Działacze zgadzają się, że schroniska dla migrantów różnią się od „zwykłych” schronisk dla bezdomnych m.in. zakresem wymaganych usług. Personel świadczący usługi dla uchodźców i osób poszukujących azylu może nie mieć doświadczenia specyficznie z populacją bezdomnych, z kolei personel schronisk dla bezdomnych nie ma doświadczenia z tłumaczeniami czy koordynatorami ds. rodzin. Wśród migrantów jest dużo dzieci, co łączy się z pomocą w zapisywaniu ich do szkół. Połączony system może więc wymagać utworzenia nowych, dodatkowych stanowisk i przeszkolenia personelu.
Dla migrantów korzyścią połączonego systemu może być dostęp do szerszego wachlarza usług, obejmującego pomoc w znalezieniu zatrudnienia, wyżywienia i opieki zdrowotnej. To jednocześnie wyzwanie, ponieważ większość migrantów nie ma pozwoleń na pracę i nie może legalnie pracować.
Pierwsze schronisko dla migrantów władze Chicago otworzyły jesienią 2022 r., gdy gubernator Teksasu Greg Abbott rozpoczął wysyłanie autokarów z migrantami do Chicago i innych miast sanktuariów. W szczytowym okresie, w połowie stycznia br., w Chicago działało 28 schronisk dla migrantów w różnych częściach miasta. Przez system schronisk przewinęło się blisko 40 tys. nowych przybyszów. W poniedziałek, 22 kwietnia w 17 schroniskach przebywało łącznie około 8700 migrantów.

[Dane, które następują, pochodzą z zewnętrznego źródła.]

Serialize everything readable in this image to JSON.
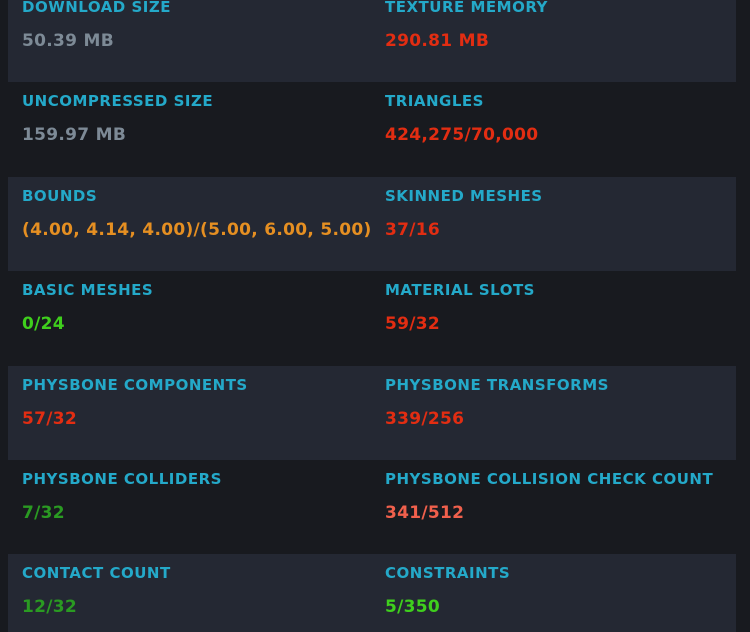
{
  "colors": {
    "label": "#24a9c9",
    "row_striped_bg": "#242833",
    "row_bg": "#181a1f",
    "value_gray": "#7d8a96",
    "value_red": "#e22d12",
    "value_orange": "#e58f22",
    "value_green": "#3fcf1d",
    "value_darkgreen": "#2a9a22",
    "value_salmon": "#f0604c"
  },
  "stats": {
    "download_size": {
      "label": "DOWNLOAD SIZE",
      "value": "50.39 MB"
    },
    "texture_memory": {
      "label": "TEXTURE MEMORY",
      "value": "290.81 MB"
    },
    "uncompressed_size": {
      "label": "UNCOMPRESSED SIZE",
      "value": "159.97 MB"
    },
    "triangles": {
      "label": "TRIANGLES",
      "value": "424,275/70,000"
    },
    "bounds": {
      "label": "BOUNDS",
      "value": "(4.00, 4.14, 4.00)/(5.00, 6.00, 5.00)"
    },
    "skinned_meshes": {
      "label": "SKINNED MESHES",
      "value": "37/16"
    },
    "basic_meshes": {
      "label": "BASIC MESHES",
      "value": "0/24"
    },
    "material_slots": {
      "label": "MATERIAL SLOTS",
      "value": "59/32"
    },
    "physbone_components": {
      "label": "PHYSBONE COMPONENTS",
      "value": "57/32"
    },
    "physbone_transforms": {
      "label": "PHYSBONE TRANSFORMS",
      "value": "339/256"
    },
    "physbone_colliders": {
      "label": "PHYSBONE COLLIDERS",
      "value": "7/32"
    },
    "physbone_collision_check_count": {
      "label": "PHYSBONE COLLISION CHECK COUNT",
      "value": "341/512"
    },
    "contact_count": {
      "label": "CONTACT COUNT",
      "value": "12/32"
    },
    "constraints": {
      "label": "CONSTRAINTS",
      "value": "5/350"
    }
  }
}
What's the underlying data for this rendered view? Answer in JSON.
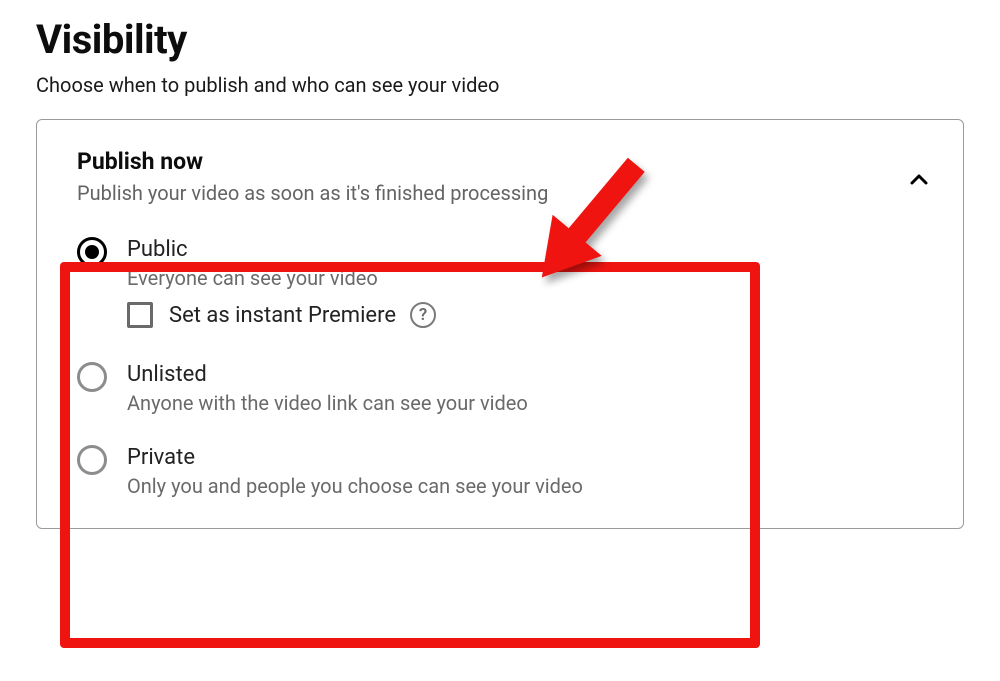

Według najnowszych danych Chicago Coalition for the Homeless – organizacji non-profit działającej na rzecz zwalczania bezdomności – ok. 68 tys. osób nie ma stałego miejsca zamieszkania w Chicago. Liczba ta obejmuje wszystkie formy bezdomności: osoby nocujące na ulicy, w tzw. miasteczkach namiotowych, miejskich schroniskach, jak również te, które z braku stałego miejsca zamieszkania tymczasowo nocują u innych. Liczba ta nie obejmuje jednak migrantów. Z miejskich usług dla bezdomnych w ciągu roku korzystało 37 tys. osób.
Odkąd burmistrz Brandon Johnson ogłosił w grudniu ub. r. 60-dniowy limit na pobyt w schroniskach dla migrantów i eksmisje ze schronisk wolontariusze i działacze na rzecz migrantów obawiają się, że liczba bezdomnych na ulicach zwiększy się, podobnie jak liczba osób pomieszkujących kątem u rodziny lub znajomych.
Liczba bezdomnych uczniów w chicagowskim systemie szkolnictwa dramatycznie wzrosła. W marcu było ich ponad 22 tys. – to 48-procentowy wzrost w porównaniu z marcem ub. roku.